Otros guerreros de las tropas que no podían morir perdieron su asidero cuando los atacantes se lanzaron ciegamente contra la barrera para ser rechazados una y otra vez por los astiles de las lanzas y los garrotes improvisados de los hombres de los Commots.

—¡Nos temen! —gritó el bardo con frenética alegría—. ¡Mirad, están retrocediendo! No podemos matarles, ¡pero por el Gran Belin que todavía somos capaces de obligarles a retirarse!

Taran, envuelto en la confusión de los guerreros que se agitaban y las estridentes llamadas de los cuernos de los Cazadores, pudo ver cómo las filas de Nacidos del Caldero se apartaban del seto de lanzas que las amenazaba, y sintió que el corazón le daba un vuelco. ¿Sería verdad que los capitanes temían aquel obstáculo y estaban preocupados por la disminución de la fortaleza de su muda hueste? La ola atacante parecía más débil, aunque Taran no podía estar totalmente seguro de que no fuesen meramente sus esperanzas las que creaban aquella impresión. Ni siquiera estaba seguro de cuánto tiempo llevaban combatiendo en la muralla. La que parecía interminable tarea de golpear con su lanza le había agotado hasta tal punto que sentía como si llevara toda una eternidad allí, aunque el cielo aún estaba iluminado.

Y de repente se dio cuenta de que Fflewddur tenía razón. La masa silenciosa de los guerreros que no podían morir había quedado atrás. Los capitanes de los Cazadores habían tomado su decisión. Los líderes a caballo se comportaron como bestias que descubren que su presa se encuentra demasiado bien escondida, e hicieron sonar una prolongada nota temblorosa en sus cuernos.

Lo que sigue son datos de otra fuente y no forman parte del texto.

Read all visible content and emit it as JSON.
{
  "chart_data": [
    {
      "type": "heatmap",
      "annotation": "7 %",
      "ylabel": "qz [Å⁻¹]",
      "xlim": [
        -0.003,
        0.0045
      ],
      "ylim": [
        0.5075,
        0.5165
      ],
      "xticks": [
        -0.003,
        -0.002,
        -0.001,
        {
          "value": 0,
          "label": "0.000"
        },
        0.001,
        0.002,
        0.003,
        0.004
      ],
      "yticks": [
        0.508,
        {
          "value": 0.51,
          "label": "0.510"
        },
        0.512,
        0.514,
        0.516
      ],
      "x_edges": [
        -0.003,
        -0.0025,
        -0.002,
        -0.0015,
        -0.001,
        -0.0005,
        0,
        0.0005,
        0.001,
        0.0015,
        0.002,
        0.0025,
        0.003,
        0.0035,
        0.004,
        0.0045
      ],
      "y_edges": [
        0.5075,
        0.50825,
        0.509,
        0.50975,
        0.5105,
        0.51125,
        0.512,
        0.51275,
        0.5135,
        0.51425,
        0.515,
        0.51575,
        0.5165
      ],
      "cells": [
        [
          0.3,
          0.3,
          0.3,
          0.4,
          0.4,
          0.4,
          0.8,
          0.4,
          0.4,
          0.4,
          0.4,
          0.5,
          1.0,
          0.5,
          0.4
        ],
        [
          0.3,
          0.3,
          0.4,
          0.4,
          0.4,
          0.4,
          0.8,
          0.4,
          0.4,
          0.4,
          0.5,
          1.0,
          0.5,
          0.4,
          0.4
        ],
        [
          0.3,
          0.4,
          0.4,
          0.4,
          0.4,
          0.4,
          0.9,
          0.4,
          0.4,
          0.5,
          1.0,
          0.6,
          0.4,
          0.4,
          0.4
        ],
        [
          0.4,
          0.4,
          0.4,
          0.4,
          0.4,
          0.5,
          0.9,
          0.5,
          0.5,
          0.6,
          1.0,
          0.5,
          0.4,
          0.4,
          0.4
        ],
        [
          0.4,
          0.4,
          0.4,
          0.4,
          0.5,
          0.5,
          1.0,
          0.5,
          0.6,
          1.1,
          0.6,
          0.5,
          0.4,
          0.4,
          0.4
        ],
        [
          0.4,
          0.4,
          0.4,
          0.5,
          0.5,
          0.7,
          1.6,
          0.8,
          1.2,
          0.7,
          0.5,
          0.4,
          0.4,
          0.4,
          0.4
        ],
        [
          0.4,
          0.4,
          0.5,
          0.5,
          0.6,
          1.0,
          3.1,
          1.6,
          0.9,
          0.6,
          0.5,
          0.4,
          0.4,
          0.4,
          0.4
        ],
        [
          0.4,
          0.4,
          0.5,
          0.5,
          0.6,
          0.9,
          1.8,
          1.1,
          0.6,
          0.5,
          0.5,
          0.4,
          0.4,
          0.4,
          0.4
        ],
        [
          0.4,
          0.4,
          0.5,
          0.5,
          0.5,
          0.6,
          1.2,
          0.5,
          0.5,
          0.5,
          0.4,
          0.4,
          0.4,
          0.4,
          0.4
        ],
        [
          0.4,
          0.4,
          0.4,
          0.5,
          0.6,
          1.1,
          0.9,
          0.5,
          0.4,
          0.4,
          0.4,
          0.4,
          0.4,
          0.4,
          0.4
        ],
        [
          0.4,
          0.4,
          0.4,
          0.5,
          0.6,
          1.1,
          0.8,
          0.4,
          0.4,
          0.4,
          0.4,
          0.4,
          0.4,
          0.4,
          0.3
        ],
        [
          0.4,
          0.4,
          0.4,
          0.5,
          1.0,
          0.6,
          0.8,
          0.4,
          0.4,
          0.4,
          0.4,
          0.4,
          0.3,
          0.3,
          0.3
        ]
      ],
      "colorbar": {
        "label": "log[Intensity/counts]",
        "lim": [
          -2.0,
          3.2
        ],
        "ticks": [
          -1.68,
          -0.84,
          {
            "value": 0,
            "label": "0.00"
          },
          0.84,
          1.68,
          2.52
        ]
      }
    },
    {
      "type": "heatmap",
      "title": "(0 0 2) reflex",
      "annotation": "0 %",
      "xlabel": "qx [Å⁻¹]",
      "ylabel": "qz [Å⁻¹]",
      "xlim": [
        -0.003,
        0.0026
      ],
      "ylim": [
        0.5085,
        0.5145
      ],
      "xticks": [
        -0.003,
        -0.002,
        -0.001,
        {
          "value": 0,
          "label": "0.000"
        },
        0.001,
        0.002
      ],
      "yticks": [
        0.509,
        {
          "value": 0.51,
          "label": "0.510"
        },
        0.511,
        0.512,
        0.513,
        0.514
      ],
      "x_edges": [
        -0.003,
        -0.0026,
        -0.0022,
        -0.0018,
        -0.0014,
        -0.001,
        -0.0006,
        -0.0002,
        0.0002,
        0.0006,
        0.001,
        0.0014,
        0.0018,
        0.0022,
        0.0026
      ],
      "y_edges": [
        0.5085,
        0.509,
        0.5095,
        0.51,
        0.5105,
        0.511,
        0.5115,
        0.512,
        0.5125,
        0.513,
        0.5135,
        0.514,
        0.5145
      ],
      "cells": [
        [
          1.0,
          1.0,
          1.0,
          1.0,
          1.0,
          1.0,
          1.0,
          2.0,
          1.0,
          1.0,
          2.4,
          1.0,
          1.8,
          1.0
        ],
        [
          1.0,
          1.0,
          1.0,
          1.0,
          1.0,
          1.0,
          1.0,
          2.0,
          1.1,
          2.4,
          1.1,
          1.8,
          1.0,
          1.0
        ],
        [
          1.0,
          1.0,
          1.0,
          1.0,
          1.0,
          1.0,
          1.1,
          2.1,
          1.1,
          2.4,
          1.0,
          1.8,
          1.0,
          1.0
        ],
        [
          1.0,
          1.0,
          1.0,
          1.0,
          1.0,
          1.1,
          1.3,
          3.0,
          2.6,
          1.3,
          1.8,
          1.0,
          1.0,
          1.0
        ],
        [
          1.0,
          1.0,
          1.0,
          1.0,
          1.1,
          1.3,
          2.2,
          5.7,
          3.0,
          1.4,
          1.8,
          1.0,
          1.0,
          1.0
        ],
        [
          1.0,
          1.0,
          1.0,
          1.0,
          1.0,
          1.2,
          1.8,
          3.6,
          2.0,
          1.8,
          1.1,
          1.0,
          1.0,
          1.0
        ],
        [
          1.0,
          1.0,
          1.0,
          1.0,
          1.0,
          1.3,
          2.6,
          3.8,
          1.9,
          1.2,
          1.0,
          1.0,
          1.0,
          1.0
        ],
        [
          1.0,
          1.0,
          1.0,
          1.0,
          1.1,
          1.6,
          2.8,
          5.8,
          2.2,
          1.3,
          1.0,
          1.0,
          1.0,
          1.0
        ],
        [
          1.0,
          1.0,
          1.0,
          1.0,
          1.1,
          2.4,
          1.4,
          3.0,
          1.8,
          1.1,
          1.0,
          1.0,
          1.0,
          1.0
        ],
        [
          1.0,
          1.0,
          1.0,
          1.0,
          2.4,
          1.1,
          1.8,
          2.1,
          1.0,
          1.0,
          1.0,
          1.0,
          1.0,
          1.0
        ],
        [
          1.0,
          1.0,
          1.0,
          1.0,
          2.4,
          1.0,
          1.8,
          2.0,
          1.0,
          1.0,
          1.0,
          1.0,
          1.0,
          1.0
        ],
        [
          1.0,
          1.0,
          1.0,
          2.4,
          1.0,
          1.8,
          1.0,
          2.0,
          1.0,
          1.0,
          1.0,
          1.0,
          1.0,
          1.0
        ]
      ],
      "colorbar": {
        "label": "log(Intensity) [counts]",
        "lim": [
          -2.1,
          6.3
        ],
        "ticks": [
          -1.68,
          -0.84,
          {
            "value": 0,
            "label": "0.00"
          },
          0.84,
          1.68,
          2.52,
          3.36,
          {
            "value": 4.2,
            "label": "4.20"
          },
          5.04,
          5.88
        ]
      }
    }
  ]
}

Las filas de Nacidos del Caldero se desviaron hacia las colinas de Bran-Galedd.

Los guerreros de los Commots prorrumpieron en vítores. Taran volvió grupas para ir en busca de Coll, pero el viejo guerrero seguía avanzando a toda prisa a lo largo de la muralla. Taran gritó su nombre, y un instante después comprendió qué era lo que había visto Coll y se horrorizó. Un grupo de Nacidos del Caldero se había separado del contingente principal y estaba intentando abrirse paso a través de una brecha que no se hallaba defendida.

Coll llegó a ella justo cuando el primer guerrero del Caldero había empezado a trepar por encima de las piedras. Un instante después el viejo guerrero ya se había lanzado sobre él. Coll dejó caer su lanza al suelo, alzó en vilo al guerrero con sus robustos brazos y lo arrojó hacia abajo. Otros Nacidos del Caldero llegaron a la brecha, y Coll desenvainó su espada y empezó a repartir mandobles a derecha e izquierda sin prestar atención a las hojas de sus atacantes. El arma se rompió en sus manos, y el robusto granjero lanzó un grito de ira y empezó a asestar golpes con sus potentes puños. Los guerreros que no podían morir se aferraron a él e intentaron arrastrarle hacia abajo, pero Coll se libró de su presa, arrancó una espada de entre los dedos de un Nacido del Caldero que se tambaleaba a punto de perder el equilibrio y la hizo girar como si pretendiera derribar un roble con un solo tajo.